Dr. David Sack, an addiction psychiatrist and CEO of Promises Treatment Centers, recently discussed the role of genetics and other factors in the development of alcoholism and drug addiction in an interview with iTriage.  He said that about 50 percent of a person’s risk for becoming an alcoholic is due to genetics.

Not only are children of alcoholics more vulnerable to addiction, about half of them will end up marrying an alcoholic, Sack said.

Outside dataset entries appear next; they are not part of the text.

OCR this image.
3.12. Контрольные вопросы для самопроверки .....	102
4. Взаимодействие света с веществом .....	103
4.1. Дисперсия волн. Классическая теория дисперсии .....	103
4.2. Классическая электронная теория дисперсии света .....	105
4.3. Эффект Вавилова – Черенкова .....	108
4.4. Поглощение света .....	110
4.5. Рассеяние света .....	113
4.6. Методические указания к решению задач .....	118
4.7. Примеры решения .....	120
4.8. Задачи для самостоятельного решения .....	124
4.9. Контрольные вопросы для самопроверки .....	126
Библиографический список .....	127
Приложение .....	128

As grim as that percentage sounds, however, Sack made it clear that one’s biology doesn’t dictate the future.   Other factors, including but not limited to environment and upbringing, “make up the other half of the risk of developing an addiction.”   Sack noted that people do have at least some choice and control.  Abstinence from alcohol and drugs is one such choice – and the one guaranteed way to avoid becoming an addict.

Helping an Addict

The National Council on Alcoholism and Drug Dependence estimates that 17.6 million people in the United States suffer from alcohol abuse or dependence.

“If someone you care about is suffering from alcoholism, chances are the problem isn’t going to solve itself,” Sack told iTriage, He said friends and family members need to be proactive, talking to the addict about the consequences of his or her drinking and having a plan to get them into treatment.   Multiple conversations may be necessary, however.

Sack suggests that family members “look for opportunities [to talk again], especially after a specific consequence occurs due to their alcohol use.”